Eve pushed away the papers with the names of the women who could possibly have given birth to her and her brother, wishing she was more like Bridger. He’d moved on. Why couldn’t she?
Chapter Three
“Excuse me, can you tell me who that woman is?” Jud Corbett asked the elderly woman standing next to him. “The one in red.”
The Old Town Whitehorse Community Center was packed tonight, the country-western band made up of oldtimers who cranked out songs that took Jud back to his youth in Texas.
A smile curled the elderly woman’s lips as she glanced across the dance floor, then up at him. “They’re the Bailey girls—Eve, Faith and McKenna. Faith is the one in red. Pretty, isn’t she?”

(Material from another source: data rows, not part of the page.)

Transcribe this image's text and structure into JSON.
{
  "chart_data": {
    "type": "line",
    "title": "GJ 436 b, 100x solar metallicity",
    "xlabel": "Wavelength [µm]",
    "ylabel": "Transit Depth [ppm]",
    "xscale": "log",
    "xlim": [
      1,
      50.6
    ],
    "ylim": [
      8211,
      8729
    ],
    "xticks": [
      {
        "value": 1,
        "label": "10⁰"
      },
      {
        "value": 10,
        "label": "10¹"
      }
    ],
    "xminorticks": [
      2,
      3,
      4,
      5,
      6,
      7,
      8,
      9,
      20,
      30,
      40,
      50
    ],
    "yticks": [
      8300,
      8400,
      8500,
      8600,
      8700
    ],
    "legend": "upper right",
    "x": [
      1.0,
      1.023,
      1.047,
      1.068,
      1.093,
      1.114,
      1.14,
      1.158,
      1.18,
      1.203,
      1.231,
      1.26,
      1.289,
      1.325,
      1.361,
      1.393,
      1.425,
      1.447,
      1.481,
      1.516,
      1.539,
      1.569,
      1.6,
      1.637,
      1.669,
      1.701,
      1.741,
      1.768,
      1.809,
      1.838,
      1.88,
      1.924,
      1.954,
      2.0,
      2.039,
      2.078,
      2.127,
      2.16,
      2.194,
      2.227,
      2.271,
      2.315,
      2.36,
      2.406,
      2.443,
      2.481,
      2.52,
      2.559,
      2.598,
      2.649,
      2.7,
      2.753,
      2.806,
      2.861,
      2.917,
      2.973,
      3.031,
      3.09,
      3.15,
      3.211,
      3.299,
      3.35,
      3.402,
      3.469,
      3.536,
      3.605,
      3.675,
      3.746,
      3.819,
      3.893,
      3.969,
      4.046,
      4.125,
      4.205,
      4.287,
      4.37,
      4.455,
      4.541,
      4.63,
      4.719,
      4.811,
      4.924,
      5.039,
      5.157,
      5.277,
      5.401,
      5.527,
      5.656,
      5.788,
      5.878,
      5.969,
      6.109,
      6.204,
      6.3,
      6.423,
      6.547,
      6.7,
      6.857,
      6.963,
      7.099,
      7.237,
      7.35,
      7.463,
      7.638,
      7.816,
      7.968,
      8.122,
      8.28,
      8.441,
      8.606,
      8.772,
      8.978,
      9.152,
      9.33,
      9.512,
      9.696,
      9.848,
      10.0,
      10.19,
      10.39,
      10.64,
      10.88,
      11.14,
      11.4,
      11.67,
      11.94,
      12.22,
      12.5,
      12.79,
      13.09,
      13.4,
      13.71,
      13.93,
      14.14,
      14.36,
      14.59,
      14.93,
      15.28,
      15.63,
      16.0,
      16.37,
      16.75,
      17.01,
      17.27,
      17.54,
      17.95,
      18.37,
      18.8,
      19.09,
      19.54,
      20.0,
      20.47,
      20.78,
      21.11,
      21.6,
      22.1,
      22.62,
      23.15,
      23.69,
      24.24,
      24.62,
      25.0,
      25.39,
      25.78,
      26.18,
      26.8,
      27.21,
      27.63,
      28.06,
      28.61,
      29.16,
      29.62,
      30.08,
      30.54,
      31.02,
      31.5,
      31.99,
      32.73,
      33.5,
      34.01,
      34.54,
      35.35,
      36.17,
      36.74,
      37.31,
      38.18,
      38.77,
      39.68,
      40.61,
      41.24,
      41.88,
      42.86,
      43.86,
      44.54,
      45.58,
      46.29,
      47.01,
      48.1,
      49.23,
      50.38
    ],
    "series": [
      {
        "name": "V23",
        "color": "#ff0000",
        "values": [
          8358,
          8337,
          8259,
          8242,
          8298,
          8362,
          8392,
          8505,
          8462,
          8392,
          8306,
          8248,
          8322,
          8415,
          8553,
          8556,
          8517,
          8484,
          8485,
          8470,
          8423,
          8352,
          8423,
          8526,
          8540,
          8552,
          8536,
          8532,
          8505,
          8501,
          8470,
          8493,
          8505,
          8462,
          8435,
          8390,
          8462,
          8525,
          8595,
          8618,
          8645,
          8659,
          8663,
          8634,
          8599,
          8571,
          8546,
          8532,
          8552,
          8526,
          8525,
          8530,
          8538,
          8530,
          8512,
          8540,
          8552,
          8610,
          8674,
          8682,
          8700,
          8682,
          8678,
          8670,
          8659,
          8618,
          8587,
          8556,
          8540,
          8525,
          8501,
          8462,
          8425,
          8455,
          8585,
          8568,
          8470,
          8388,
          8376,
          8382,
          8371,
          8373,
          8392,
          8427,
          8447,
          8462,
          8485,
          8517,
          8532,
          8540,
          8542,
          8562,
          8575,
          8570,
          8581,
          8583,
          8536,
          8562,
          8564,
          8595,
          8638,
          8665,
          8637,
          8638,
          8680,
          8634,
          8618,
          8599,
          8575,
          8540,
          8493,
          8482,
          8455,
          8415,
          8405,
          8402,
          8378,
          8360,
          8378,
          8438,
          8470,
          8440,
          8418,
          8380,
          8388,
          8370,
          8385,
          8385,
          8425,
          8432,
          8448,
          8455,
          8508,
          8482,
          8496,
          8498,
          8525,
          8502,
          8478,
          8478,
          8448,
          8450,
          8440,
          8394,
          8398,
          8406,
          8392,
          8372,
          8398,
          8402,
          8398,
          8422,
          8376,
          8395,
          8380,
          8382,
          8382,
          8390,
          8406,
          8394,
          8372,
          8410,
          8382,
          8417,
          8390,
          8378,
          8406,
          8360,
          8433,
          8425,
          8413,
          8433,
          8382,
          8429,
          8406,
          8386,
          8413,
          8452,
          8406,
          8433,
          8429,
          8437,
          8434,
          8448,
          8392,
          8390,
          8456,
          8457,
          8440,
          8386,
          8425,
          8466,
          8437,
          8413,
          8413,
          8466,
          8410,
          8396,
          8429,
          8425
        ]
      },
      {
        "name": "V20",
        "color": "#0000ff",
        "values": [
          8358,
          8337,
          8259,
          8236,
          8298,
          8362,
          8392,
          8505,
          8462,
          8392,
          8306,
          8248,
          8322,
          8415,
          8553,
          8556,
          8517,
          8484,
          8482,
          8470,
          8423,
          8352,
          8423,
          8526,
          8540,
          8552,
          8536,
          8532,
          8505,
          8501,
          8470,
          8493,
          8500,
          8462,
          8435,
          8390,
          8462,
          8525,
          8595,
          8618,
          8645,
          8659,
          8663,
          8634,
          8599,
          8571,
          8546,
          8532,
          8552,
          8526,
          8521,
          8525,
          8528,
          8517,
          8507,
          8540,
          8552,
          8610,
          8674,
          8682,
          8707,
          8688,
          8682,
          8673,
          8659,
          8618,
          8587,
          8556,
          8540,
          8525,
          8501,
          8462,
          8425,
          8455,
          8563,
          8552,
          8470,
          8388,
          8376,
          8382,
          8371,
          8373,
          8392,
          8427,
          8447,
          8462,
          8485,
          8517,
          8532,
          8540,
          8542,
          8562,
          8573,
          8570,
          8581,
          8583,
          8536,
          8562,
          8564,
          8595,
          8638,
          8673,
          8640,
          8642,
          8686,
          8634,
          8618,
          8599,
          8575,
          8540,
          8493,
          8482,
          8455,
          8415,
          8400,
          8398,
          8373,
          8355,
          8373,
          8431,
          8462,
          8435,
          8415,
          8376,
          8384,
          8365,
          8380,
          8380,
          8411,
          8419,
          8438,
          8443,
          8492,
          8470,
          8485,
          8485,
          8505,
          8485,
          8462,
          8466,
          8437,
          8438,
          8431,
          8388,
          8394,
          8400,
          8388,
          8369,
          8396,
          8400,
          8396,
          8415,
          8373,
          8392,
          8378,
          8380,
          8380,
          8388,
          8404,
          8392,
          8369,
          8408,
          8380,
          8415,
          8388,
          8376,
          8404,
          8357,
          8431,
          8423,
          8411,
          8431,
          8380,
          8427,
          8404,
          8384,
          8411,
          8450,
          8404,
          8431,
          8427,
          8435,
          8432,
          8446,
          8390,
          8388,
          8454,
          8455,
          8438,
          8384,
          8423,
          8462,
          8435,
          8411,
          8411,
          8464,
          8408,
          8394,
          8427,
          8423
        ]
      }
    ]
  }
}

“Very,” Jud said. “Faith Bailey, huh?” He liked the sound of her name.
The woman beside him cut her eyes to him, her smile knowing. “So why don’t you ask her to dance?”
He chuckled. Dancing with him would be the last thing Faith Bailey wanted to do. “That’s a good idea.”
“Yes, it was in my day, too,” the elderly woman said sagely.
Jud moved across the worn wooden dance floor toward Faith, who was flanked on each side by her sisters. After dinner tonight, he’d opted not to stay at the ranch but drive back to his trailer on location to be ready for an early shoot in the morning. At least that had been his excuse to escape the tension at the ranch.